There are times in life when you really have to make your mind work hard. When you decided to pull down your old brick garage and build a replacement yourself, you know that the task is going to take you weeks, if not months, if you’re completing the assignment by yourself and only at the weekends. In the meanwhile, where are you going to keep your vehicles?

A temporary garage is an obvious answer, but how you are going to install one and where are you going to put it?

Where to install your temporary garage

It is perhaps easier, first, to state where you can’t install a temporary garage.

You should speak with your local planning authority and tell them that you are considering the installation of a temporary garage. They will supply you with rules and regulations that will dictate the types of temporary garage you can install, along with measurements and location possibilities.

They may not allow you to install anything ahead of your normal front building line – that is to say, you might not be able to build anything in front of your house.

If they do give you permission to install a temporary building, which comes with a different set of rules to those governing permanent buildings, they might restrict the height of the building and it might not be sufficient for your choice of temporary garage.

If your plot of land is large enough, you might be able to remove secure fence panels or part of a brick wall that forms the border between your front and rear garden. This might give you enough space to drive your vehicle over your front building line and install a temporary garage, technically, in your rear garden.
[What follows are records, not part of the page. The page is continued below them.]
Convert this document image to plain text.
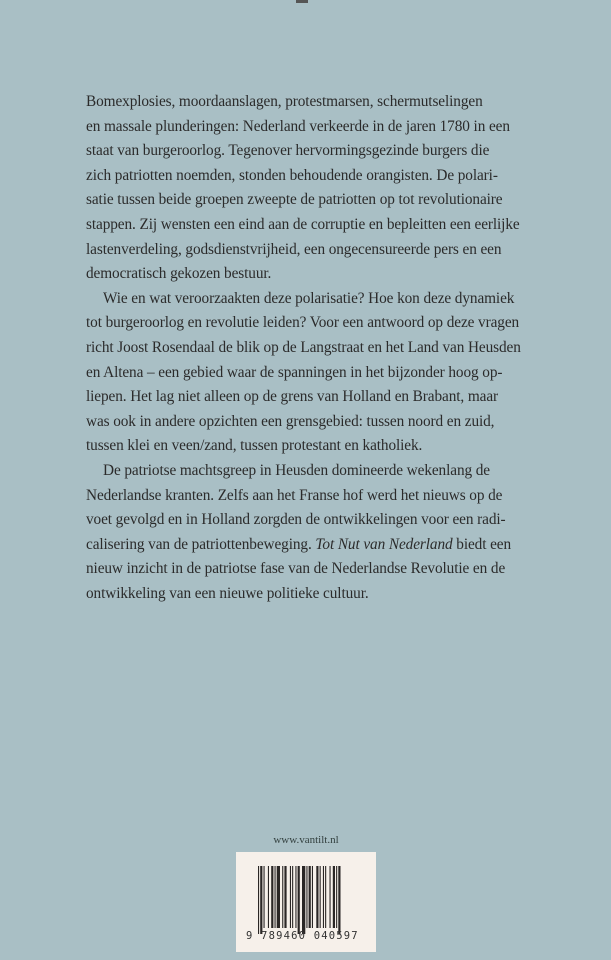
Bomexplosies, moordaanslagen, protestmarsen, schermutselingen
en massale plunderingen: Nederland verkeerde in de jaren 1780 in een
staat van burgeroorlog. Tegenover hervormingsgezinde burgers die
zich patriotten noemden, stonden behoudende orangisten. De polari-
satie tussen beide groepen zweepte de patriotten op tot revolutionaire
stappen. Zij wensten een eind aan de corruptie en bepleitten een eerlijke
lastenverdeling, godsdienstvrijheid, een ongecensureerde pers en een
democratisch gekozen bestuur.
Wie en wat veroorzaakten deze polarisatie? Hoe kon deze dynamiek
tot burgeroorlog en revolutie leiden? Voor een antwoord op deze vragen
richt Joost Rosendaal de blik op de Langstraat en het Land van Heusden
en Altena – een gebied waar de spanningen in het bijzonder hoog op-
liepen. Het lag niet alleen op de grens van Holland en Brabant, maar
was ook in andere opzichten een grensgebied: tussen noord en zuid,
tussen klei en veen/zand, tussen protestant en katholiek.
De patriotse machtsgreep in Heusden domineerde wekenlang de
Nederlandse kranten. Zelfs aan het Franse hof werd het nieuws op de
voet gevolgd en in Holland zorgden de ontwikkelingen voor een radi-
calisering van de patriottenbeweging. Tot Nut van Nederland biedt een
nieuw inzicht in de patriotse fase van de Nederlandse Revolutie en de
ontwikkeling van een nieuwe politieke cultuur.
www.vantilt.nl
9 789460 040597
You probably won’t be able to install your temporary garage anywhere close to the garage that you are building because the two will get in the way of each other and you wouldn’t want to damage your vehicle as you are building your new garage.

Possibilities for your temporary garage

As this is a temporary garage, you won’t want to overspend on its construction, but you will still need to spend enough to provide a secure location for your vehicles, to protect them from the weather and car thieves.

This is a good reason to use secure fence panels, on fence posts, to mark a new area for you to park your vehicle, to provide a weatherproof area and to ensure the car thieves don’t have easy access to your vehicle. The advantage of using secure fence panels, perhaps choosing to use the hit and miss fence panels so that sufficient air can pass around your vehicle, is that you can relocate them to other parts of your garden later, perhaps to provide a secret garden or to replace ageing fence panels that form part of your current border.

When you install six-foot secure fence panels, you will be keeping your car out of sight of nosy people, and if you are able to secure a roof, perhaps by the use of a large tarpaulin, or if your vehicle space is small by using further fence panels, over the top of your fence panels, you will have weatherproofed your vehicle as well.

You can use to hit and miss fence panels as your garage gates to your temporary garage. As these are substantial and secure fence panels, you will be able to fix a temporary locking mechanism to your satisfaction and then your temporary garage is ready and available for use.